Sharing the sea: can multi-use concepts offer a solution to the offshore space race?
As Europe’s seas grow crowded, EU-funded marine multi-use projects show how offshore wind and seaweed farming can share space, cut emissions, and boost marine habitats — offering a smart, sustainable path for the future of offshore industries.
Europe’s offshore waters are no longer the empty expanse they once were. From wind farms to fishing fleets, military drills to seaweed cultivation, the race for marine space is intensifying. With multiple industries competing for the same stretches of sea, the pressure is on to find smarter ways to share offshore zones — and meet climate and sustainability targets, without sinking into conflict.
One emerging approach is multi-use marine projects that combine compatible activities like aquaculture, with renewable energy production in shared offshore zones.
One Ocean, many uses
Eva Strothotte is a project manager working on ULTFARMS and UNITED, European-funded research projects at the forefront of this shift. The international research teams are studying how seaweed farming can operate alongside offshore wind farms.
“Even the offshore area is already heavily used by different people — offshore wind, fishing, the Navy,” Eva Strothotte told Euronews Ocean in Kiel. “Now we come in and want to grow seaweed. So we’re trying to find solutions, to create positive synergies in the same space.”
The multi-use approach goes beyond simply coexisting. It means collaboration — sharing vessels, infrastructure, and data systems to cut costs and emissions.
“The same people who maintain the turbines can take water samples for us,” Strothotte said. “We’re using the same ships, the same power supply for our sensors. It helps reduce our CO₂ footprint.”
This resource-sharing model turns overlap into opportunity: while wind turbines generate clean energy, seaweed farms produce useful biomass — and both benefit from joint logistics.
Building habitats, not just infrastructure
Reimagining the Ocean: ULTFARMS Turns Marine Concrete into Coral Crusades
From Brine to Brilliance
Think of the sea like a crowded nightclub—every creature is fighting for space. ULTFARMS has come in with a fresh playlist: “Let’s make some room to breathe.” By turning ordinary marine infrastructure into fish-friendly habitats, they’re giving the subsea world a real makeover.

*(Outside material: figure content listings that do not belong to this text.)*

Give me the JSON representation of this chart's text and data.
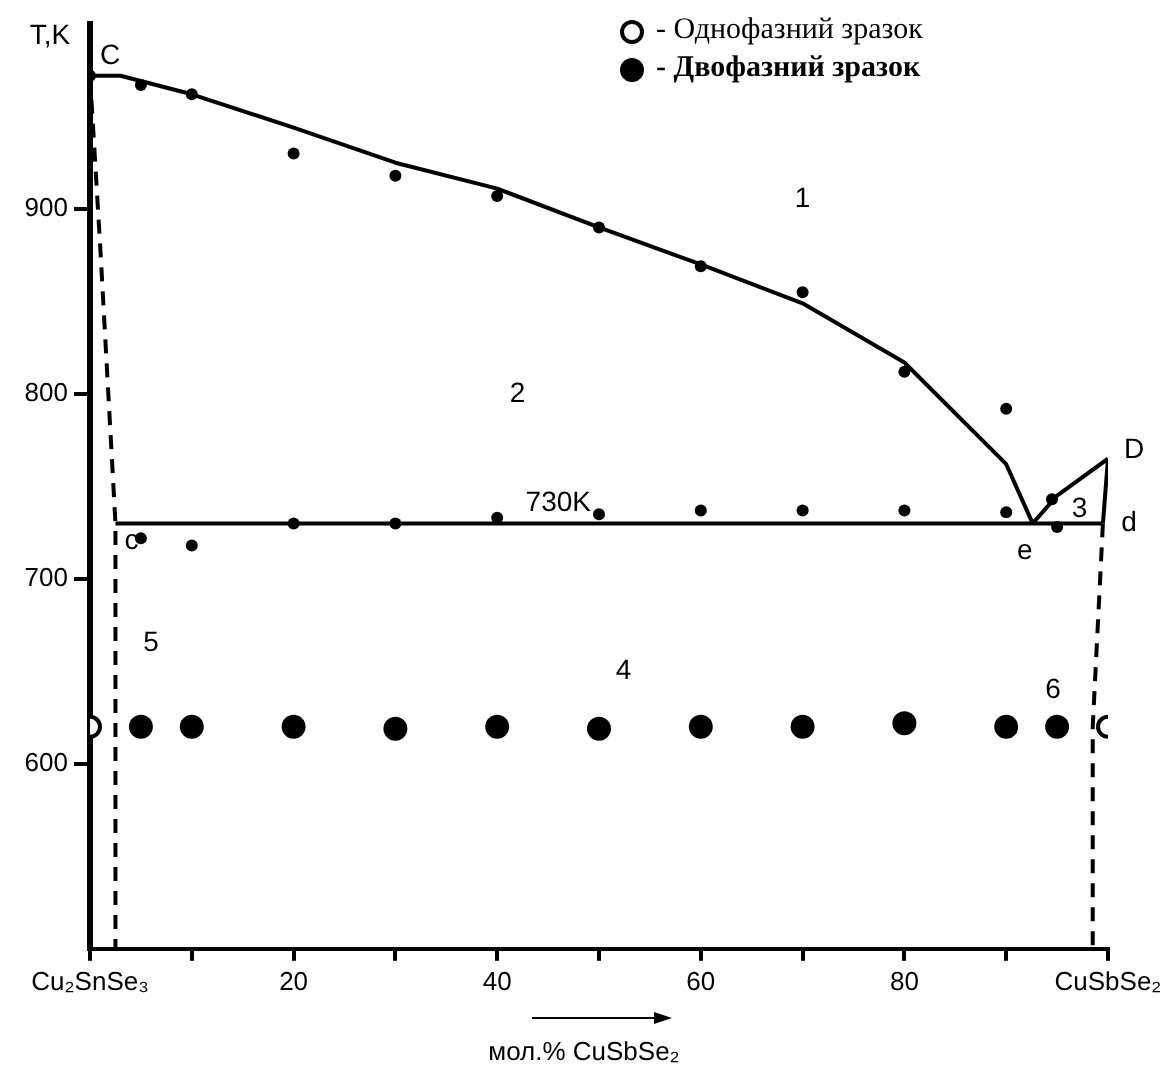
{
  "chart_data": {
    "type": "scatter",
    "xlabel": "мол.% CuSbSe₂",
    "ylabel": "T,K",
    "xlim": [
      0,
      100
    ],
    "ylim": [
      500,
      1000
    ],
    "xticks": [
      {
        "value": 0,
        "label": "Cu₂SnSe₃"
      },
      {
        "value": 10,
        "label": null
      },
      20,
      {
        "value": 30,
        "label": null
      },
      40,
      {
        "value": 50,
        "label": null
      },
      60,
      {
        "value": 70,
        "label": null
      },
      80,
      {
        "value": 90,
        "label": null
      },
      {
        "value": 100,
        "label": "CuSbSe₂"
      }
    ],
    "yticks": [
      600,
      700,
      800,
      900
    ],
    "grid": false,
    "legend": "top",
    "marker": "circle",
    "series": [
      {
        "type": "scatter",
        "color": "#000000",
        "x": [
          0,
          5,
          10,
          20,
          30,
          40,
          50,
          60,
          70,
          80,
          90,
          94.5,
          5,
          10,
          20,
          30,
          40,
          50,
          60,
          70,
          80,
          90,
          95
        ],
        "values": [
          972,
          967,
          962,
          930,
          918,
          907,
          890,
          869,
          855,
          812,
          792,
          743,
          722,
          718,
          730,
          730,
          733,
          735,
          737,
          737,
          737,
          736,
          728
        ]
      },
      {
        "type": "scatter",
        "name": "- Однофазний зразок",
        "color": "#ffffff",
        "x": [
          0,
          100
        ],
        "values": [
          620,
          620
        ]
      },
      {
        "type": "scatter",
        "name": "- Двофазний зразок",
        "color": "#000000",
        "x": [
          5,
          10,
          20,
          30,
          40,
          50,
          60,
          70,
          80,
          90,
          95
        ],
        "values": [
          620,
          620,
          620,
          619,
          620,
          619,
          620,
          620,
          622,
          620,
          620
        ]
      },
      {
        "type": "line",
        "marker": "none",
        "color": "#000000",
        "x": [
          0,
          3,
          10,
          20,
          30,
          40,
          50,
          60,
          70,
          80,
          90,
          92.6
        ],
        "values": [
          972,
          972,
          962,
          944,
          925,
          911,
          890,
          870,
          849,
          817,
          762,
          730
        ]
      },
      {
        "type": "line",
        "marker": "none",
        "color": "#000000",
        "x": [
          92.6,
          95,
          100
        ],
        "values": [
          730,
          745,
          765
        ]
      },
      {
        "type": "line",
        "marker": "none",
        "color": "#000000",
        "x": [
          2.5,
          99.5
        ],
        "values": [
          730,
          730
        ]
      },
      {
        "type": "line",
        "marker": "none",
        "color": "#000000",
        "x": [
          100,
          99.5
        ],
        "values": [
          765,
          730
        ]
      },
      {
        "type": "line",
        "marker": "none",
        "color": "#000000",
        "line_style": "dashed",
        "x": [
          0,
          1,
          2.5,
          2.5
        ],
        "values": [
          972,
          880,
          730,
          500
        ]
      },
      {
        "type": "line",
        "marker": "none",
        "color": "#000000",
        "line_style": "dashed",
        "x": [
          99.5,
          98.5,
          98.5
        ],
        "values": [
          730,
          620,
          500
        ]
      }
    ],
    "annotations": [
      {
        "text": "C",
        "x": 0,
        "y": 972
      },
      "1",
      "2",
      {
        "text": "730K",
        "x": 46,
        "y": 730
      },
      {
        "text": "c",
        "x": 2.5,
        "y": 730
      },
      {
        "text": "e",
        "x": 92.6,
        "y": 730
      },
      {
        "text": "D",
        "x": 100,
        "y": 765
      },
      "3",
      {
        "text": "d",
        "x": 99.5,
        "y": 730
      },
      "4",
      "5",
      "6"
    ]
  }
}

Why It Matters (Beyond the Numbers)
- More Habitat: Every concrete slab and hardy substrate is a new flyer’s landing spot for juvenile fish and other critters.
- Life on Every Layer: It’s not just seaweed going solo; the tiny folks on the fixtures are finding a whole community.
- Collaborative Coastlines: While European seas get tighter, projects like ULTFARMS remind us that shared spaces beat solo competitions.
Collaborative blue‑business means waters that’re healthier, chiller, and brimming with biodiversity—turning the ocean from a scramble to a thriving zone.